The show has a simple set and lighting design, not trying too hard to create complexity in the very limited setup and breakdown time that festival pieces have. Basic black boxes, a chair and table, and simple props are enough to suggest time and place and I was glad to see a company embracing the festival ethos in this way and keeping it simple.
The opening scene, an argument between husband Adam and wife Jean, appears to be a rehash of many previous arguments and is not particularly strong. Memory Contento, as Jean, has a lot of repetitive lines to get out, which slow the pace and intensity of her delivery. George Tynan Crowley's Adam is appropriately emotional and unpredictable throughout the piece, but his high energy contrasts strongly with Contento's slower pace and their scenes together follow this pattern without much change. This made his eventual departure rather strange—why, after 30 years of the same conflict, does he finally decide to leave now?

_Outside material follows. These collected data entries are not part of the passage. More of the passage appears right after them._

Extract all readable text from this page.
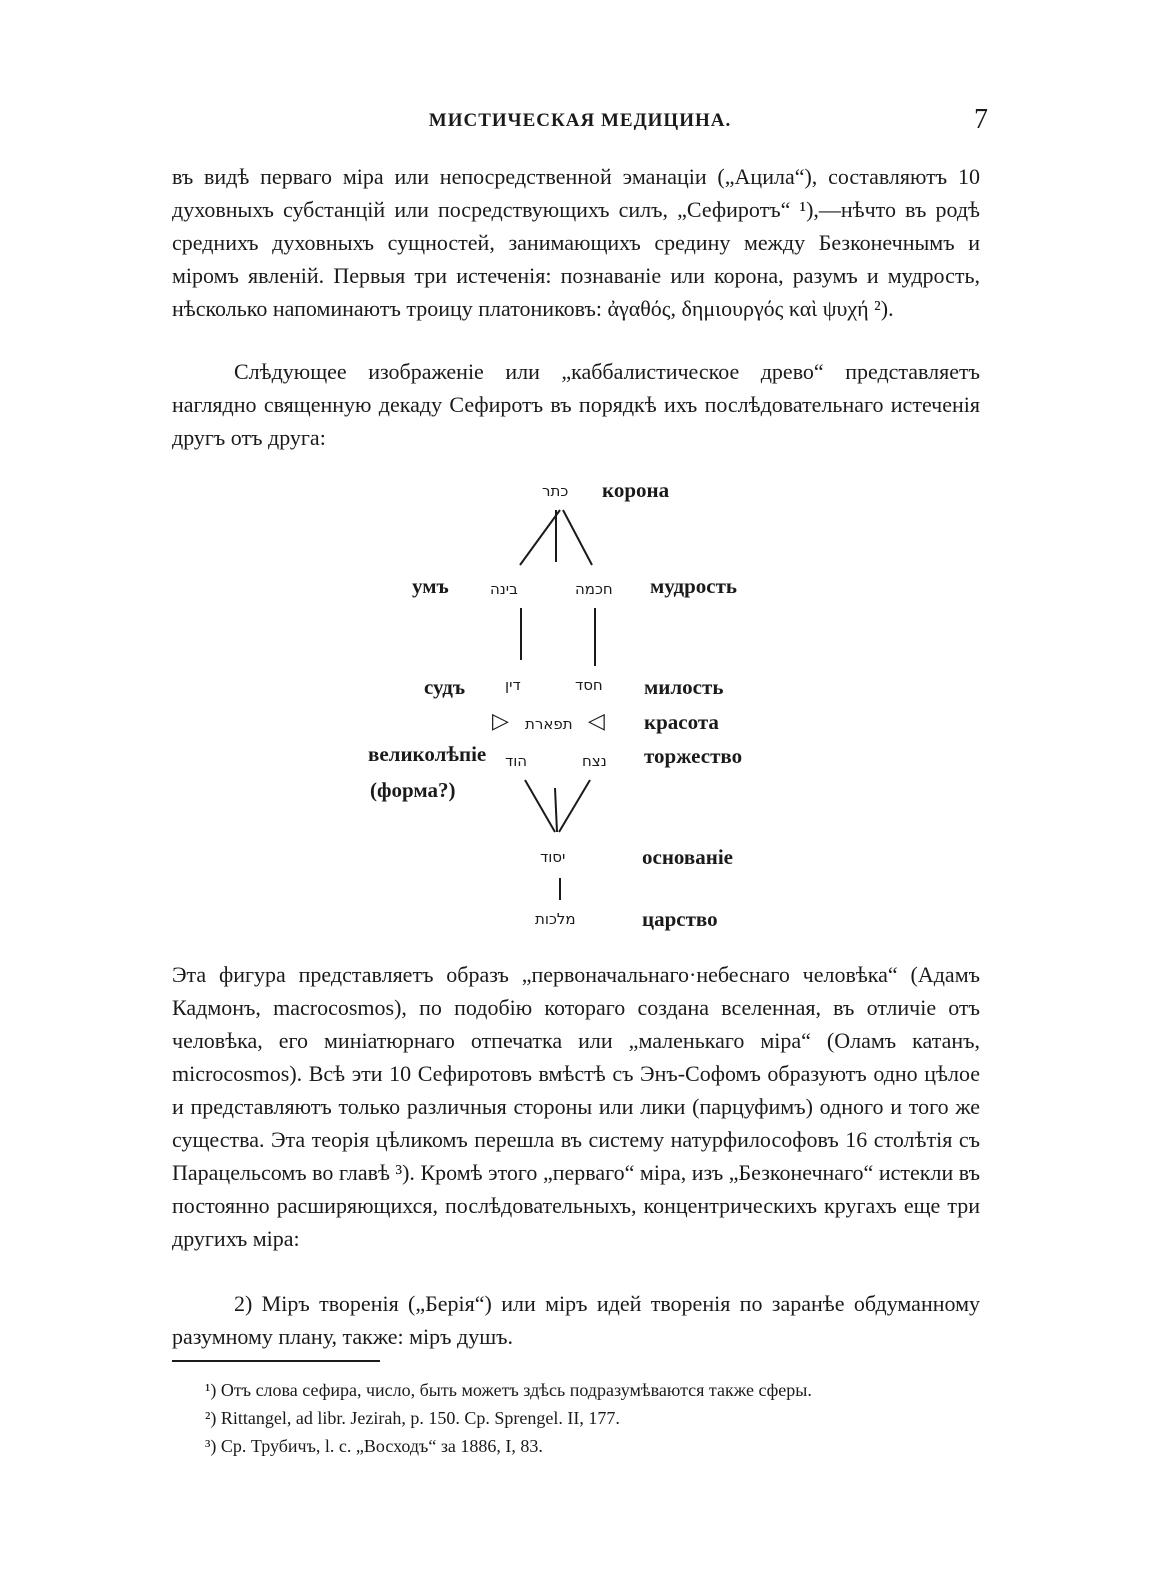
МИСТИЧЕСКАЯ МЕДИЦИНА.	7

въ видѣ перваго міра или непосредственной эманаціи („Ацила“), составляютъ 10 духовныхъ субстанцій или посредствующихъ силъ, „Сефиротъ“ ¹),—нѣчто въ родѣ среднихъ духовныхъ сущностей, занимающихъ средину между Безконечнымъ и міромъ явленій. Первыя три истеченія: познаваніе или корона, разумъ и мудрость, нѣсколько напоминаютъ троицу платониковъ: ἀγαθός, δημιουργός καὶ ψυχή ²).

Слѣдующее изображеніе или „каббалистическое древо“ представляетъ наглядно священную декаду Сефиротъ въ порядкѣ ихъ послѣдовательнаго истеченія другъ отъ друга:

כתר корона
умъ	בינה	חכמה мудрость
судъ	דין	חסד милость
▷ תפארת ◁ красота
великолѣпіе הוד	נצח торжество
(форма?)
יסוד	основаніе
מלכות	царство

Эта фигура представляетъ образъ „первоначальнаго·небеснаго человѣка“ (Адамъ Кадмонъ, macrocosmos), по подобію котораго создана вселенная, въ отличіе отъ человѣка, его миніатюрнаго отпечатка или „маленькаго міра“ (Оламъ катанъ, microcosmos). Всѣ эти 10 Сефиротовъ вмѣстѣ съ Энъ-Софомъ образуютъ одно цѣлое и представляютъ только различныя стороны или лики (парцуфимъ) одного и того же существа. Эта теорія цѣликомъ перешла въ систему натурфилософовъ 16 столѣтія съ Парацельсомъ во главѣ ³). Кромѣ этого „перваго“ міра, изъ „Безконечнаго“ истекли въ постоянно расширяющихся, послѣдовательныхъ, концентрическихъ кругахъ еще три другихъ міра:

2) Міръ творенія („Берія“) или міръ идей творенія по заранѣе обдуманному разумному плану, также: міръ душъ.

¹) Отъ слова сефира, число, быть можетъ здѣсь подразумѣваются также сферы.

²) Rittangel, ad libr. Jezirah, p. 150. Cp. Sprengel. II, 177.

³) Ср. Трубичъ, l. c. „Восходъ“ за 1886, I, 83.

The Smileys' daughter Erica, played by Jodie Bentley, punctuates all the scenes in the play. The only one to directly speak to the audience, she wears a flashlight around her neck and uses it to shine at her parents when she starts a conversation with them, like a teenager deliberately trying to be annoying. This character is supposed to be 30 years old but is written as if she were 15—Bentley looks the right age, but gives the character an attitude that is more reminiscent of a high schooler. Although the writing tends toward this kind of portrayal, it just doesn't seem to fit with the character's real age or what she seems to represent. I thought that Bentley was hampered by this rather one-dimensional character and could have done more with a stronger character.
The second scene, set in Adam's lover's apartment, is markedly different in tone and pace. Julia Motyka, as Margot, is a fiery and intelligent spark, and she and Crowley have great chemistry as lovers. Motyka's strong stage presence matches Crowley well and I enjoyed their scenes together, particularly in the latter part of the play when Adam has left Jean and moved in with Margot. Adam and Margot's relationship follows a similarly destructive path as that of Adam and Jean's, but with a more dramatic and physical outcome.
The "secret" of the play—the real reason that Erica is trapped in the apartment with her parents—becomes clear quite early on, and so I was expecting something more than the revelation of this secret as the end to the play. Unfortunately, this was not the case and it made for a weak ending to the play, despite the actors' best efforts to create a moving and poignant scene.